We packed up and left the site that morning, stopping at a place called El Arbol for breakfast, a cute, colourful roadside cafe. The next stopover was in Rio Dulce, a few hours drive away, again by private van. However, we stopped before then to spend the afternoon at a waterfall with a natural hot springs. It was absolutely beautiful! The river is cold, yet the waterfall is hot, and you can see the steam coming off of it! There’s a tiny cave space behind the falls, which creates a natural steam room. And the mud from the top of the falls is a great skin treatment, so we covered ourselves like mud monsters, then left it to dry like clay on us, before jumping back in the river to wash it off. Our tour manager also made us guacamole, right there by the river, to eat with the snacks we brought for lunch.

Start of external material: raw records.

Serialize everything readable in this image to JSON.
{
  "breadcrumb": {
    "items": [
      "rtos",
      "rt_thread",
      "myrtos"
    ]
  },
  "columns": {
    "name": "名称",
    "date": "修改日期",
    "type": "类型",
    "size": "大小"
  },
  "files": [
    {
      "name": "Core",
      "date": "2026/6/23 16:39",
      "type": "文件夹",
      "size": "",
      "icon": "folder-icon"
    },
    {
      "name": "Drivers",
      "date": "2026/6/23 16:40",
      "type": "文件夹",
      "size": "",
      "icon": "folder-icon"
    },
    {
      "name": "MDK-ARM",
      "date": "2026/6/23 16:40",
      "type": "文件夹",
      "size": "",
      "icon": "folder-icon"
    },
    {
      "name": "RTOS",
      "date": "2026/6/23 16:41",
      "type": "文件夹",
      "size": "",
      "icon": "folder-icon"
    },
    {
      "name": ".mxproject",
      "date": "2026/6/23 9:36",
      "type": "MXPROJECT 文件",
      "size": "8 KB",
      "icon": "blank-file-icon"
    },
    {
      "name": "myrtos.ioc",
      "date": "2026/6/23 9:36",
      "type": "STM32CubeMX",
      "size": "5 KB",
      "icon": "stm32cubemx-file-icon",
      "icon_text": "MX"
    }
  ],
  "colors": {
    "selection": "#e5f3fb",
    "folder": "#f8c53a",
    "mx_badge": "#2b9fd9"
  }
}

When we arrived in Rio Dulce, we had to take a boat to our hotel, Tortugal, as it sits right on the side of Lake Izabal. It looks like a wooden hut, with huge eaves, and lots of boats moored around it. Myself and some of the other girls weren’t even staying in a room – we got beds in a treehouse-like structure, just down the dock, which was very exciting! We had to climb a staircase, and the beds sit right in the eaves, with no walls at all. I loved it! We had dinner at the hotel, since we’d have to take a boat back to town for anything else, then an early night, since we’d been up so early back at Tikal!
For the full day in Rio Dulce, we didn’t really see the town, since our guide says it’s pretty small. Instead, we took a boat ride all the way down the lake, back to the ocean. We passed the fort on the way, and heard about the history between Belize and Guatemala. The journey was on a speedboat, but still took a while, and on the way we passed the local communities, with their wooden houses and canoes, and passed through a canyon of jungle and waterfall. Once we hit the coast, the boat took us to Playa Blanca, a beach inaccessible by land. We were almost the only ones there, and it was very easy to while away a few hours in hammocks under palm trees, looking out to sea. It was cloudier than it has been so far, since we’re now in the tropics, but that doesn’t make it any cooler! We tried ‘Coco Loco’ there, where they make a hole in a coconut, pour out a shot of the water for you to drink, then replace that with a shot of rum, for you to stir up and drink straight from the coconut – delicious!
The second stop from the boat was the town of Livingston, also inaccessible by land. We stopped for lunch at the Happy Fish restaurant, which was pretty good. One thing I noticed is that there are definitely fewer English speakers here than we’ve seen so far! Luckily our guide can translate. She took us for a walk through the town, showing us different regions, and telling us about the history of the place. It was certainly busy, full of people and traffic, and coloured buildings and market stalls. On the way back inland on the boat, we stopped at another hot springs, this time on the edge of the lake. Sulphuric water flows out the rocks, creating pockets of very hot water amongst the cold, so we had to keep mixing it all together. We also got caught in another rain shower on the way back, but it did create some lovely rainbows! Eventually we landed back at the hotel, where we had dinner again.